35 ans après la chute du mur : La liberté, un mythe pour les anciens pays du bloc soviétique ?
L'effondrement du bloc de l'Est et la chute du mur de Berlin en 1989 ont été acclamés comme une victoire de la liberté et de la démocratie sur l'autoritarisme. Pourtant, trente-cinq ans après, il devient de plus en plus évident que cette " liberté " n'a pas tenu ses promesses de bonheur et de prospérité pour des millions de personnes dans l' Europe de l'Est. Kristen Ghodsee, dans son article percutant pour Le Monde diplomatique, intitulé " Le saccage des sociétés de l'ancien bloc de l'Est ", analyse cette transition traumatique qui, au lieu de libérer, a plongé des sociétés entières dans une pauvreté et une instabilité dévastatrices.
Liberté ou manipulation ?
Ghodsee utilise le terme " gaslighting " pour décrire ce qui s'est réellement passé. " To gaslight " désigne une manipulation psychologique qui pousse une personne à remettre en question sa propre réalité. Dans ce contexte, les gouvernements occidentaux et leurs alliés ont appliqué cette manipulation à des populations entières, les convainquant que leurs sacrifices étaient nécessaires pour atteindre la liberté et la prospérité promises. Mais ces promesses n'ont pas été tenues. Au lieu de cela, les pays du bloc de l'Est ont été projetés dans un tourbillon économique, où des générations entières ont perdu leurs repères, leur sécurité et même, dans certains cas, leur santé.
Un coût humain dévastateur
En pratique, la transition vers le capitalisme n'a pas été la success-story annoncée. Comme le souligne Ghodsee, les chiffres parlent d'eux-mêmes : une explosion du chômage, des inégalités sans précédent, une chute drastique de la natalité et une surmortalité alarmante. Selon une étude de Ghodsee et de Mitchell Orenstein, 47 % de la population dans les pays postcommunistes est tombée sous le seuil de pauvreté, une situation jamais vue en temps de paix depuis la Grande Dépression des années 1930.
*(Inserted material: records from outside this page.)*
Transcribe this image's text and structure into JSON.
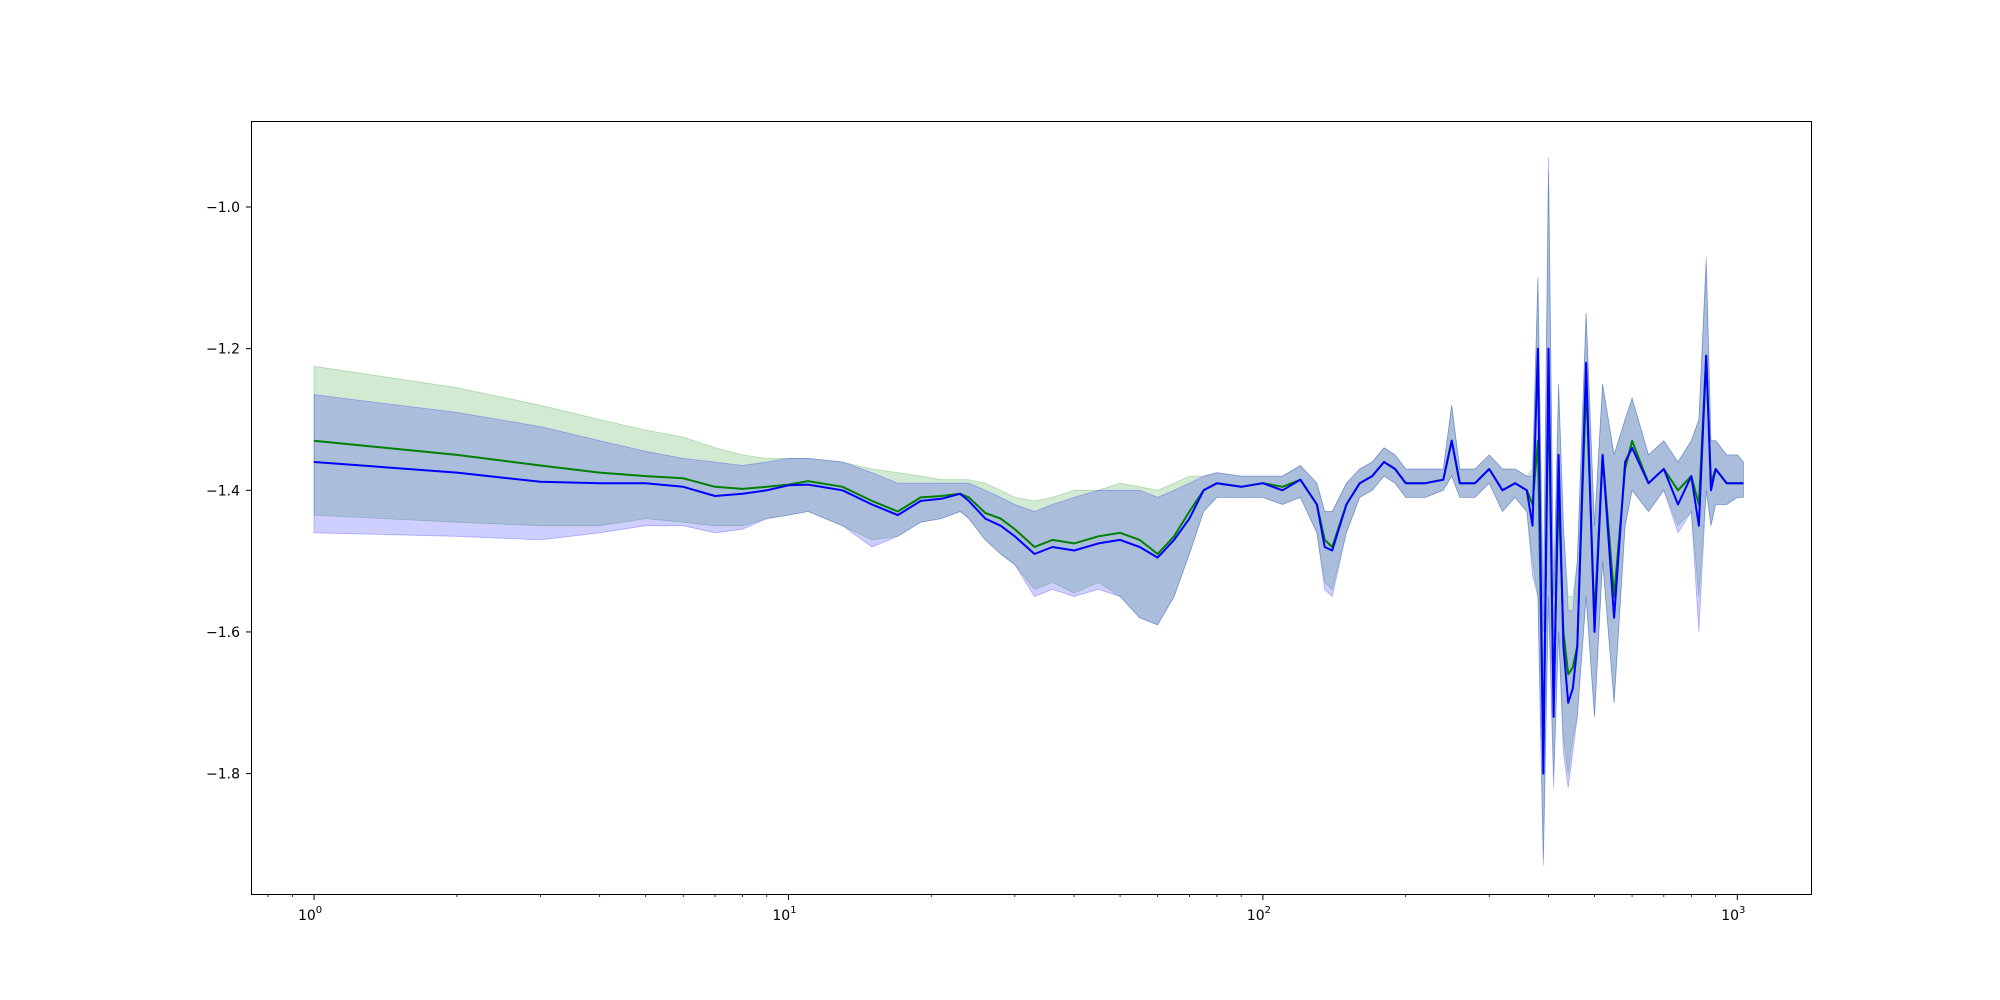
{
  "chart_data": {
    "type": "line",
    "title": "",
    "xlabel": "",
    "ylabel": "",
    "xscale": "log",
    "xlim": [
      0.74,
      1430
    ],
    "ylim": [
      -1.97,
      -0.88
    ],
    "grid": false,
    "legend": "none",
    "x_ticks": [
      {
        "base": "10",
        "exp": "0",
        "value": 1
      },
      {
        "base": "10",
        "exp": "1",
        "value": 10
      },
      {
        "base": "10",
        "exp": "2",
        "value": 100
      },
      {
        "base": "10",
        "exp": "3",
        "value": 1000
      }
    ],
    "y_ticks": [
      {
        "label": "−1.8",
        "value": -1.8
      },
      {
        "label": "−1.6",
        "value": -1.6
      },
      {
        "label": "−1.4",
        "value": -1.4
      },
      {
        "label": "−1.2",
        "value": -1.2
      },
      {
        "label": "−1.0",
        "value": -1.0
      }
    ],
    "series": [
      {
        "color": "#008000",
        "band_color": "#2ca02c",
        "x": [
          1,
          2,
          3,
          4,
          5,
          6,
          7,
          8,
          9,
          10,
          11,
          13,
          15,
          17,
          19,
          21,
          23,
          24,
          26,
          28,
          30,
          33,
          36,
          40,
          45,
          50,
          55,
          60,
          65,
          70,
          75,
          80,
          90,
          100,
          110,
          120,
          130,
          135,
          140,
          150,
          160,
          170,
          180,
          190,
          200,
          220,
          240,
          250,
          260,
          280,
          300,
          320,
          340,
          360,
          370,
          380,
          390,
          400,
          410,
          420,
          430,
          440,
          450,
          460,
          480,
          500,
          520,
          550,
          580,
          600,
          650,
          700,
          750,
          800,
          830,
          860,
          880,
          900,
          950,
          1000,
          1030
        ],
        "y": [
          -1.33,
          -1.35,
          -1.365,
          -1.375,
          -1.38,
          -1.383,
          -1.395,
          -1.398,
          -1.395,
          -1.392,
          -1.387,
          -1.395,
          -1.415,
          -1.43,
          -1.41,
          -1.408,
          -1.405,
          -1.41,
          -1.432,
          -1.44,
          -1.455,
          -1.48,
          -1.47,
          -1.475,
          -1.465,
          -1.46,
          -1.47,
          -1.49,
          -1.465,
          -1.43,
          -1.4,
          -1.39,
          -1.395,
          -1.39,
          -1.395,
          -1.385,
          -1.42,
          -1.47,
          -1.48,
          -1.42,
          -1.39,
          -1.38,
          -1.36,
          -1.37,
          -1.39,
          -1.39,
          -1.385,
          -1.33,
          -1.39,
          -1.39,
          -1.37,
          -1.4,
          -1.39,
          -1.4,
          -1.42,
          -1.33,
          -1.78,
          -1.25,
          -1.7,
          -1.4,
          -1.6,
          -1.66,
          -1.65,
          -1.62,
          -1.25,
          -1.58,
          -1.35,
          -1.55,
          -1.37,
          -1.33,
          -1.39,
          -1.37,
          -1.4,
          -1.38,
          -1.42,
          -1.21,
          -1.39,
          -1.37,
          -1.39,
          -1.39,
          -1.39
        ],
        "lower": [
          -1.435,
          -1.445,
          -1.45,
          -1.45,
          -1.44,
          -1.445,
          -1.45,
          -1.45,
          -1.44,
          -1.435,
          -1.43,
          -1.45,
          -1.47,
          -1.465,
          -1.445,
          -1.44,
          -1.43,
          -1.44,
          -1.47,
          -1.49,
          -1.505,
          -1.54,
          -1.53,
          -1.545,
          -1.53,
          -1.55,
          -1.58,
          -1.59,
          -1.55,
          -1.49,
          -1.43,
          -1.41,
          -1.41,
          -1.41,
          -1.42,
          -1.41,
          -1.46,
          -1.53,
          -1.54,
          -1.46,
          -1.41,
          -1.4,
          -1.38,
          -1.39,
          -1.41,
          -1.41,
          -1.4,
          -1.38,
          -1.41,
          -1.41,
          -1.39,
          -1.43,
          -1.41,
          -1.43,
          -1.5,
          -1.55,
          -1.92,
          -1.55,
          -1.8,
          -1.6,
          -1.75,
          -1.8,
          -1.75,
          -1.72,
          -1.55,
          -1.72,
          -1.5,
          -1.7,
          -1.45,
          -1.4,
          -1.43,
          -1.4,
          -1.45,
          -1.43,
          -1.55,
          -1.4,
          -1.45,
          -1.42,
          -1.42,
          -1.41,
          -1.41
        ],
        "upper": [
          -1.225,
          -1.255,
          -1.28,
          -1.3,
          -1.315,
          -1.325,
          -1.34,
          -1.35,
          -1.355,
          -1.355,
          -1.355,
          -1.36,
          -1.37,
          -1.375,
          -1.38,
          -1.385,
          -1.385,
          -1.385,
          -1.39,
          -1.4,
          -1.41,
          -1.415,
          -1.41,
          -1.4,
          -1.4,
          -1.39,
          -1.395,
          -1.4,
          -1.39,
          -1.38,
          -1.38,
          -1.375,
          -1.38,
          -1.38,
          -1.38,
          -1.365,
          -1.39,
          -1.43,
          -1.43,
          -1.39,
          -1.37,
          -1.36,
          -1.34,
          -1.35,
          -1.37,
          -1.37,
          -1.37,
          -1.28,
          -1.37,
          -1.37,
          -1.35,
          -1.37,
          -1.37,
          -1.38,
          -1.37,
          -1.1,
          -1.55,
          -0.95,
          -1.55,
          -1.25,
          -1.45,
          -1.55,
          -1.55,
          -1.5,
          -1.15,
          -1.45,
          -1.25,
          -1.35,
          -1.3,
          -1.27,
          -1.35,
          -1.33,
          -1.36,
          -1.33,
          -1.3,
          -1.08,
          -1.33,
          -1.33,
          -1.35,
          -1.35,
          -1.36
        ]
      },
      {
        "color": "#0000ff",
        "band_color": "#1f1fff",
        "x": [
          1,
          2,
          3,
          4,
          5,
          6,
          7,
          8,
          9,
          10,
          11,
          13,
          15,
          17,
          19,
          21,
          23,
          24,
          26,
          28,
          30,
          33,
          36,
          40,
          45,
          50,
          55,
          60,
          65,
          70,
          75,
          80,
          90,
          100,
          110,
          120,
          130,
          135,
          140,
          150,
          160,
          170,
          180,
          190,
          200,
          220,
          240,
          250,
          260,
          280,
          300,
          320,
          340,
          360,
          370,
          380,
          390,
          400,
          410,
          420,
          430,
          440,
          450,
          460,
          480,
          500,
          520,
          550,
          580,
          600,
          650,
          700,
          750,
          800,
          830,
          860,
          880,
          900,
          950,
          1000,
          1030
        ],
        "y": [
          -1.36,
          -1.375,
          -1.388,
          -1.39,
          -1.39,
          -1.395,
          -1.408,
          -1.405,
          -1.4,
          -1.393,
          -1.392,
          -1.4,
          -1.42,
          -1.435,
          -1.415,
          -1.412,
          -1.405,
          -1.415,
          -1.44,
          -1.45,
          -1.465,
          -1.49,
          -1.48,
          -1.485,
          -1.475,
          -1.47,
          -1.48,
          -1.495,
          -1.47,
          -1.44,
          -1.4,
          -1.39,
          -1.395,
          -1.39,
          -1.4,
          -1.385,
          -1.42,
          -1.48,
          -1.485,
          -1.42,
          -1.39,
          -1.38,
          -1.36,
          -1.37,
          -1.39,
          -1.39,
          -1.385,
          -1.33,
          -1.39,
          -1.39,
          -1.37,
          -1.4,
          -1.39,
          -1.4,
          -1.45,
          -1.2,
          -1.8,
          -1.2,
          -1.72,
          -1.35,
          -1.62,
          -1.7,
          -1.68,
          -1.62,
          -1.22,
          -1.6,
          -1.35,
          -1.58,
          -1.36,
          -1.34,
          -1.39,
          -1.37,
          -1.42,
          -1.38,
          -1.45,
          -1.21,
          -1.4,
          -1.37,
          -1.39,
          -1.39,
          -1.39
        ],
        "lower": [
          -1.46,
          -1.465,
          -1.47,
          -1.46,
          -1.45,
          -1.45,
          -1.46,
          -1.455,
          -1.44,
          -1.435,
          -1.43,
          -1.45,
          -1.48,
          -1.465,
          -1.445,
          -1.44,
          -1.43,
          -1.44,
          -1.47,
          -1.49,
          -1.505,
          -1.55,
          -1.54,
          -1.55,
          -1.54,
          -1.55,
          -1.58,
          -1.59,
          -1.55,
          -1.49,
          -1.43,
          -1.41,
          -1.41,
          -1.41,
          -1.42,
          -1.41,
          -1.46,
          -1.54,
          -1.55,
          -1.46,
          -1.41,
          -1.4,
          -1.38,
          -1.39,
          -1.41,
          -1.41,
          -1.4,
          -1.38,
          -1.41,
          -1.41,
          -1.39,
          -1.43,
          -1.41,
          -1.43,
          -1.52,
          -1.55,
          -1.93,
          -1.55,
          -1.82,
          -1.6,
          -1.77,
          -1.82,
          -1.77,
          -1.72,
          -1.55,
          -1.72,
          -1.5,
          -1.7,
          -1.45,
          -1.4,
          -1.43,
          -1.4,
          -1.46,
          -1.43,
          -1.6,
          -1.4,
          -1.45,
          -1.42,
          -1.42,
          -1.41,
          -1.41
        ],
        "upper": [
          -1.265,
          -1.29,
          -1.31,
          -1.33,
          -1.345,
          -1.355,
          -1.36,
          -1.365,
          -1.36,
          -1.355,
          -1.355,
          -1.36,
          -1.375,
          -1.39,
          -1.39,
          -1.39,
          -1.39,
          -1.39,
          -1.4,
          -1.41,
          -1.42,
          -1.43,
          -1.42,
          -1.41,
          -1.4,
          -1.4,
          -1.4,
          -1.41,
          -1.4,
          -1.39,
          -1.38,
          -1.375,
          -1.38,
          -1.38,
          -1.38,
          -1.365,
          -1.39,
          -1.43,
          -1.43,
          -1.39,
          -1.37,
          -1.36,
          -1.34,
          -1.35,
          -1.37,
          -1.37,
          -1.37,
          -1.28,
          -1.37,
          -1.37,
          -1.35,
          -1.37,
          -1.37,
          -1.38,
          -1.38,
          -1.1,
          -1.6,
          -0.93,
          -1.55,
          -1.25,
          -1.45,
          -1.57,
          -1.57,
          -1.5,
          -1.15,
          -1.45,
          -1.25,
          -1.35,
          -1.3,
          -1.27,
          -1.35,
          -1.33,
          -1.36,
          -1.33,
          -1.3,
          -1.07,
          -1.33,
          -1.33,
          -1.35,
          -1.35,
          -1.36
        ]
      }
    ]
  }
}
Cette période a même affecté la santé physique des individus, avec des adultes nés dans les années 1990 mesurant en moyenne un centimètre de moins que ceux des décennies précédentes. C'est une conséquence directe des conditions de vie détériorées dans les années suivant la transition au capitalisme, comparable aux effets observés dans les zones de guerre.
Une thérapie de choc au lieu de réelles solutions
L'idée de " thérapie de choc ", défendue par les économistes et politiques occidentaux, consistait à imposer un changement économique rapide, sans filet de sécurité pour les populations. La logique était que les citoyens accepteraient temporairement la souffrance pour obtenir, à terme, une vie meilleure. Cependant, le choc a largement surpassé la thérapie, et beaucoup de pays ont été plongés dans des décennies de misère et d'instabilité, sans jamais atteindre la prospérité promise.
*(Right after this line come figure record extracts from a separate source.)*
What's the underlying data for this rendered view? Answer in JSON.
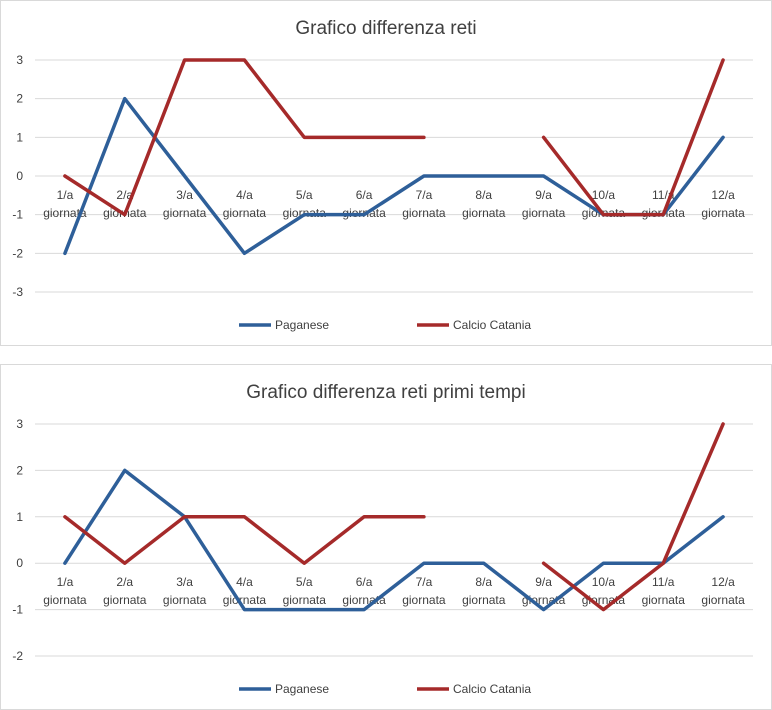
{
  "charts": [
    {
      "title": "Grafico differenza reti",
      "ylim": [
        -3,
        3
      ],
      "yticks": [
        "3",
        "2",
        "1",
        "0",
        "-1",
        "-2",
        "-3"
      ],
      "category_lines": [
        [
          "1/a",
          "giornata"
        ],
        [
          "2/a",
          "giornata"
        ],
        [
          "3/a",
          "giornata"
        ],
        [
          "4/a",
          "giornata"
        ],
        [
          "5/a",
          "giornata"
        ],
        [
          "6/a",
          "giornata"
        ],
        [
          "7/a",
          "giornata"
        ],
        [
          "8/a",
          "giornata"
        ],
        [
          "9/a",
          "giornata"
        ],
        [
          "10/a",
          "giornata"
        ],
        [
          "11/a",
          "giornata"
        ],
        [
          "12/a",
          "giornata"
        ]
      ],
      "legend": [
        "Paganese",
        "Calcio Catania"
      ]
    },
    {
      "title": "Grafico differenza reti primi tempi",
      "ylim": [
        -2,
        3
      ],
      "yticks": [
        "3",
        "2",
        "1",
        "0",
        "-1",
        "-2"
      ],
      "category_lines": [
        [
          "1/a",
          "giornata"
        ],
        [
          "2/a",
          "giornata"
        ],
        [
          "3/a",
          "giornata"
        ],
        [
          "4/a",
          "giornata"
        ],
        [
          "5/a",
          "giornata"
        ],
        [
          "6/a",
          "giornata"
        ],
        [
          "7/a",
          "giornata"
        ],
        [
          "8/a",
          "giornata"
        ],
        [
          "9/a",
          "giornata"
        ],
        [
          "10/a",
          "giornata"
        ],
        [
          "11/a",
          "giornata"
        ],
        [
          "12/a",
          "giornata"
        ]
      ],
      "legend": [
        "Paganese",
        "Calcio Catania"
      ]
    }
  ],
  "chart_data": [
    {
      "type": "line",
      "title": "Grafico differenza reti",
      "categories": [
        "1/a giornata",
        "2/a giornata",
        "3/a giornata",
        "4/a giornata",
        "5/a giornata",
        "6/a giornata",
        "7/a giornata",
        "8/a giornata",
        "9/a giornata",
        "10/a giornata",
        "11/a giornata",
        "12/a giornata"
      ],
      "ylim": [
        -3,
        3
      ],
      "grid": true,
      "legend_position": "bottom",
      "series": [
        {
          "name": "Paganese",
          "color": "#2e5f99",
          "values": [
            -2,
            2,
            0,
            -2,
            -1,
            -1,
            0,
            0,
            0,
            -1,
            -1,
            1
          ]
        },
        {
          "name": "Calcio Catania",
          "color": "#a52a2a",
          "values": [
            0,
            -1,
            3,
            3,
            1,
            1,
            1,
            null,
            1,
            -1,
            -1,
            3
          ]
        }
      ]
    },
    {
      "type": "line",
      "title": "Grafico differenza reti primi tempi",
      "categories": [
        "1/a giornata",
        "2/a giornata",
        "3/a giornata",
        "4/a giornata",
        "5/a giornata",
        "6/a giornata",
        "7/a giornata",
        "8/a giornata",
        "9/a giornata",
        "10/a giornata",
        "11/a giornata",
        "12/a giornata"
      ],
      "ylim": [
        -2,
        3
      ],
      "grid": true,
      "legend_position": "bottom",
      "series": [
        {
          "name": "Paganese",
          "color": "#2e5f99",
          "values": [
            0,
            2,
            1,
            -1,
            -1,
            -1,
            0,
            0,
            -1,
            0,
            0,
            1
          ]
        },
        {
          "name": "Calcio Catania",
          "color": "#a52a2a",
          "values": [
            1,
            0,
            1,
            1,
            0,
            1,
            1,
            null,
            0,
            -1,
            0,
            3
          ]
        }
      ]
    }
  ]
}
Les avertissements des économistes locaux, tels que János Kornai, ont été ignorés. Kornai avait décrit cette stratégie comme une voie vers la " weimarisation " de l' Europe de l'Est, évoquant le risque de voir émerger des dirigeants autoritaires, ce qui s'est effectivement réalisé avec des figures telles que Viktor Orbán en Hongrie et Vladimir Poutine en Russie.
La liberté, mais pour qui ?
Pour beaucoup de citoyens de l'Est, le mythe de la liberté et de la prospérité s'est vite effondré. Alors que certains, notamment dans les élites, se sont enrichis, la majorité a vu son niveau de vie chuter dramatiquement. Des multinationales et des oligarques locaux ont rapidement pris le contrôle des ressources, ajoutant encore à la frustration des citoyens, qui se sentent floués par ce " rêve " capitaliste imposé de l'extérieur.
Une leçon pour l'avenir
L'anniversaire des 35 ans de la chute du mur de Berlin ne peut plus être célébré de manière simpliste. Le triomphe de l'Occident a eu un coût humain et social massif pour l'Europe de l'Est, un coût que les politiciens et les économistes occidentaux semblent vouloir minimiser, voire nier. Cet anniversaire devrait servir de rappel : le sacrifice des populations au nom de l'économie et d'une hypothétique prospérité n'est pas sans conséquences. Ghodsee souligne que l'Occident a semé une instabilité politique qui continue d'alimenter des tensions aujourd'hui, avec une montée de l'extrême droite et un retour des sentiments nationalistes et autoritaires.
En fin de compte, cette transition " libératrice " s'apparente davantage à une expérience désastreuse qu'à un véritable éveil des libertés. Alors, cette liberté promise : rêve ou chimère ? À 35 ans de distance, la réponse semble malheureusement pencher du côté de la désillusion.